When applying Scrum in a non-collocated mode (or whatever deceptive term is used) the concept of Multiple Scrum Teams is usable if you have complete Scrum Teams at globally spread locations. You will still need some grouping notion over Product Backlog items (themes, packages, features) to orderly distribute work. But every Team has its Sprint Backlog, sprints as a ‘Whole Team Together’ and does a Daily Scrum. The Teams share a ‘Definition of Done’ and engineering standards (as well as source code and integration systems). They figure out a way to do common Sprint Reviews. These are Distributed Teams, full Teams that work together on a Product/platform at different locations in the world.

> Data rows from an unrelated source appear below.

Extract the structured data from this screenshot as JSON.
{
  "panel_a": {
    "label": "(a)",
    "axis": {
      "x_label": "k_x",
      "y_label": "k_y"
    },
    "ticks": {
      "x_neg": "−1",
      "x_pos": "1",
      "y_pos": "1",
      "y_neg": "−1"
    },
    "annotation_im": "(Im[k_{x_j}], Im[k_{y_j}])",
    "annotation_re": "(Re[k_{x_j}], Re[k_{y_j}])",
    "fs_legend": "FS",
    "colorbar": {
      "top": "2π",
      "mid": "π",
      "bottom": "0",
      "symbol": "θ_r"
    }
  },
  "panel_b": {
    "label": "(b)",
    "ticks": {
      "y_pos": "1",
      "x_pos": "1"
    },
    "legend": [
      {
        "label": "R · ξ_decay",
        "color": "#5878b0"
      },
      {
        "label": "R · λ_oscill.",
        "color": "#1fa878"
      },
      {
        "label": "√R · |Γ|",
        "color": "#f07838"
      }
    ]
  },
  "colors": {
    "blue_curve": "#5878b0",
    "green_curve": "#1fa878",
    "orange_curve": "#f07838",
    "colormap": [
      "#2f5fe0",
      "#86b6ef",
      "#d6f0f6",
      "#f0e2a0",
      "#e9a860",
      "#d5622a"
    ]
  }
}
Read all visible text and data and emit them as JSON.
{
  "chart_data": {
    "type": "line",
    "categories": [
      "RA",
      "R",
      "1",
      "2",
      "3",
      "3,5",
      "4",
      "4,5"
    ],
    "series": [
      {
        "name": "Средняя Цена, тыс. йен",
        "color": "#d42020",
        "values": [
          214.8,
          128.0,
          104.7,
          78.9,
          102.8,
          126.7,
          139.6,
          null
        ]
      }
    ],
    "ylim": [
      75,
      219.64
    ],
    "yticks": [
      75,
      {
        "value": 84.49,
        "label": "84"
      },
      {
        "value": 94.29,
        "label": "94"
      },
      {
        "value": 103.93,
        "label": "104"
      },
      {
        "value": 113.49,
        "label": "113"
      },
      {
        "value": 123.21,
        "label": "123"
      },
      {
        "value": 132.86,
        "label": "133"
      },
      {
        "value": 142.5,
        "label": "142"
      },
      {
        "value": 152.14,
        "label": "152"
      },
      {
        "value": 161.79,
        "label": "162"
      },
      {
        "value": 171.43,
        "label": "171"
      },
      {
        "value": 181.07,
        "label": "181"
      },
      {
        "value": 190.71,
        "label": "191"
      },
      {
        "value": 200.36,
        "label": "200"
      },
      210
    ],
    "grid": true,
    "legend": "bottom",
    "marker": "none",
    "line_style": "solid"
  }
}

But people use ‘distributed’ even if they in fact mean Dispersed Teams. When the Team members of a Scrum Team are spread over the globe. It requires a different approach to organizing Scrum, looking for solutions to have a Daily Scrum… daily, with the complete Team (of Developers) at a (convenient) fixed time, and a fixed place. To organize a Sprint Planning with the complete Scrum Team. To have short, direct communication.

Important reasons to think very consciously about the type of ‘distribution’ teams are working in, in order to be well organized.

And, whatever formula is being applied to collaborate across the world, voice calls do not suffice. It requires video conferencing, electronic whiteboards and a virtual form of a shared visual workspace. There is additional overhead. And traveling should be included in the calculations (for collocated Team formation, regular visits, social contacts). It tends to cut the cost cutting that (let’s be honest) offshoring is being used for.